What is Modelbit?
Run `modelbit.deploy()` from your Jupyter Notebook to deploy your ML model to production. Automatically get REST and Snowflake inference endpoints. Version control, CI/CD, logging, containerization, pipelines and feature stores come built-in.
Problem
Data scientists and engineers face complexities when transitioning machine learning models from a Jupyter Notebook development environment to a production environment. The challenges include dealing with REST and Snowflake inference endpoints, version control, CI/CD, logging, containerization, pipelines, and feature stores, which can be time-consuming and require specialized knowledge. The difficulties in deploying ML models to production efficiently and securely.
Solution
Modelbit is a cloud-based platform that simplifies the deployment of machine learning models to production from a Jupyter Notebook. By running modelbit.deploy() command, users can automatically get REST and Snowflake inference endpoints. The platform also provides version control, CI/CD, logging, containerization, pipelines, and feature stores built-in, facilitating a smoother transition of ML models to a scalable and manageable production environment.
Customers
Data scientists and machine learning engineers working in various industries that require quick and efficient deployment of machine learning models to production, including but not limited to, technology, finance, healthcare, and retail.
Unique Features
Automatic generation of REST and Snowflake inference endpoints from Jupyter Notebooks, comprehensive built-in features such as version control, CI/CD, logging, containerization, pipelines, and feature stores, which distinguish Modelbit from conventional deployment solutions.
User Comments
Users generally perceive Modelbit as a groundbreaking tool that significantly eases the deployment process of ML models.

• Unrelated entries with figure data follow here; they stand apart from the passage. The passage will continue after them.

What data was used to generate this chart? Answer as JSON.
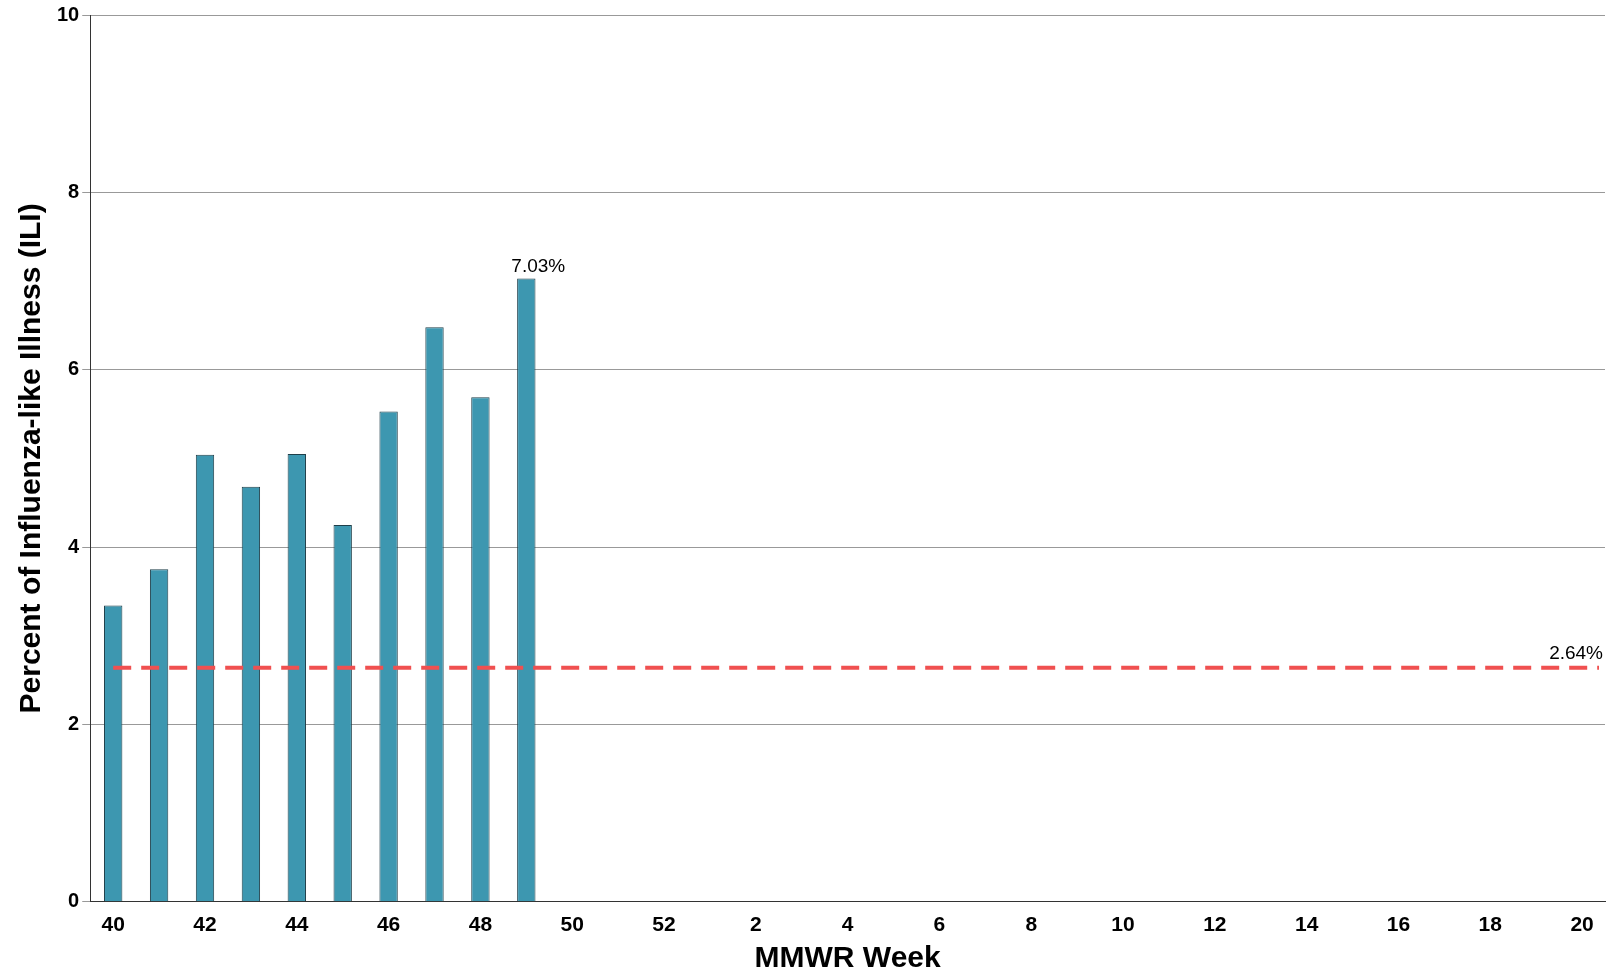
{
  "chart_data": {
    "type": "bar",
    "xlabel": "MMWR Week",
    "ylabel": "Percent of Influenza-like Illness (ILI)",
    "categories": [
      "40",
      null,
      "42",
      null,
      "44",
      null,
      "46",
      null,
      "48",
      null,
      "50",
      null,
      "52",
      null,
      "2",
      null,
      "4",
      null,
      "6",
      null,
      "8",
      null,
      "10",
      null,
      "12",
      null,
      "14",
      null,
      "16",
      null,
      "18",
      null,
      "20"
    ],
    "values": [
      3.34,
      3.75,
      5.04,
      4.68,
      5.05,
      4.25,
      5.53,
      6.48,
      5.69,
      7.03,
      null,
      null,
      null,
      null,
      null,
      null,
      null,
      null,
      null,
      null,
      null,
      null,
      null,
      null,
      null,
      null,
      null,
      null,
      null,
      null,
      null,
      null,
      null
    ],
    "value_labels": [
      null,
      null,
      null,
      null,
      null,
      null,
      null,
      null,
      null,
      "7.03%",
      null,
      null,
      null,
      null,
      null,
      null,
      null,
      null,
      null,
      null,
      null,
      null,
      null,
      null,
      null,
      null,
      null,
      null,
      null,
      null,
      null,
      null,
      null
    ],
    "color": "#3d97b0",
    "ylim": [
      0,
      10
    ],
    "yticks": [
      0,
      2,
      4,
      6,
      8,
      10
    ],
    "grid": "y",
    "ref_lines": [
      {
        "axis": "y",
        "value": 2.64,
        "label": "2.64%",
        "color": "#f05050",
        "line_style": "dashed"
      }
    ]
  }
}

Appreciation for the ease of transitioning from Jupyter Notebooks to production.
Positive comments on the inclusion of built-in features like version control and CI/CD.
Some users express desire for more granular control over certain features.
Overall, feedback is highly positive, with users recommending Modelbit for its efficiency and convenience.
Traction
Information on Modelbit's specific traction metrics such as number of users, MRR (or ARR)/revenue, or financing is not readily available as of the knowledge cutoff in April 2023.
Market Size
Information on the specific market size for ML model deployment platforms is not readily available. However, the global machine learning market size is expected to grow from $1 billion in 2016 to $8.8 billion by 2022.